Yes, I do have a CAD program (overly complex - wrong tool) and my frustration using it is because I can't use Draw (functions beyond CAD - right tool).
Actually, all I'm doing is laying out a greeting card. The print shop
needs 1/8" margins, and I'm a stickler for detail. I agree that Scribus
or a CAD program has more flexibility, but I like LO.
Seems like the consensus is that my suggestion is possible, but will
have to wait for funding. Makes sense.
Dave
Hi Paul,
Paul D. Mirowsky schrieb:
If I insist on the inch system, I should use inches. Not meant to be
harsh, but really?
Can't debate your math, but shouldn't data be entered as it is measured?Using points makes "Dimension Lines" that result in points, not inches.

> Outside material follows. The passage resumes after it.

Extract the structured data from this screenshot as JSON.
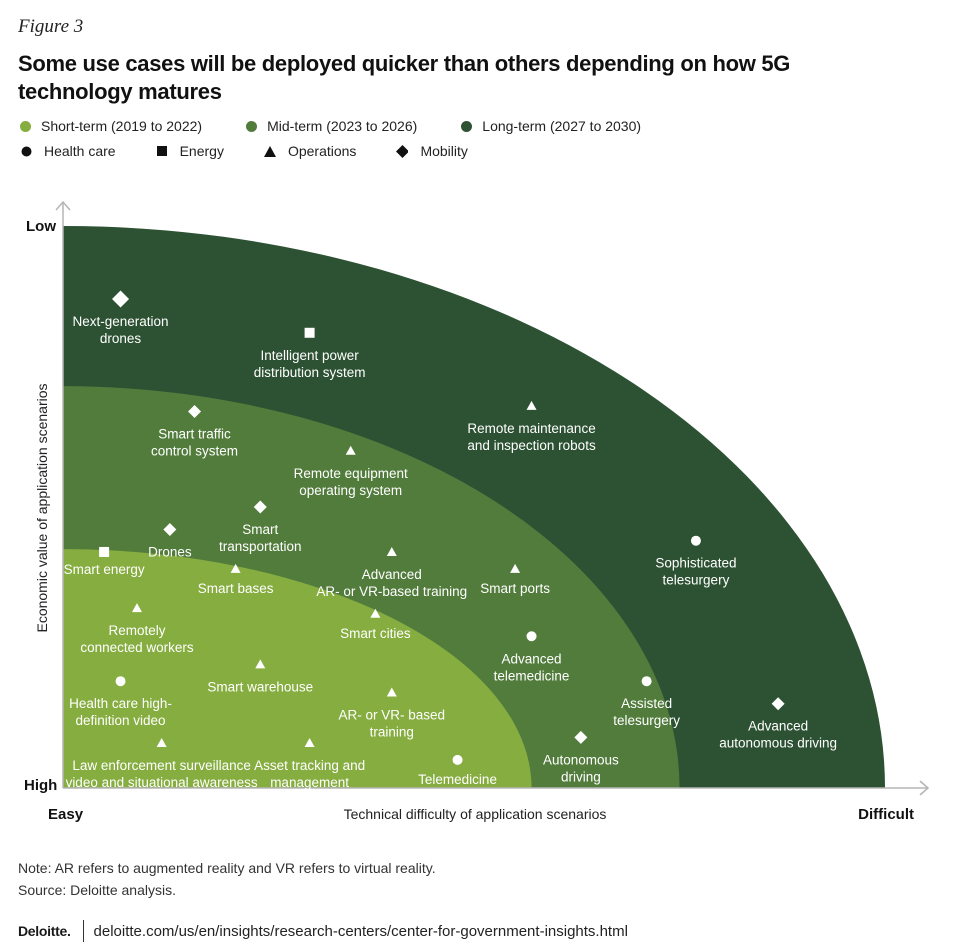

It is only a workaround to get the most possible precision entered in the UI. The unit of the dimension line is a different setting. That setting is in the style of the dimension line. You can show more than two decimal places and set the unit to "cm" or "inch" even if your global unit setting is "point".
Kind regards
Regina
dave boland wrote
Actually, all I'm doing is laying out a greeting card. The print shop
needs 1/8" margins, and I'm a stickler for detail. ...
Set the page size first (to whatever the printer wants for the card), and
then from Tools -> Options -> Draw -> General set your "Unit of Measure"
to Points (1/72")
From the Page dialog you can set a margin of exactly 9 pt <= 180 twip =>
1/8", it will hold that on a Save/Print/Reopen but if you change the units,
i.e. mm or inch you may get some scaling.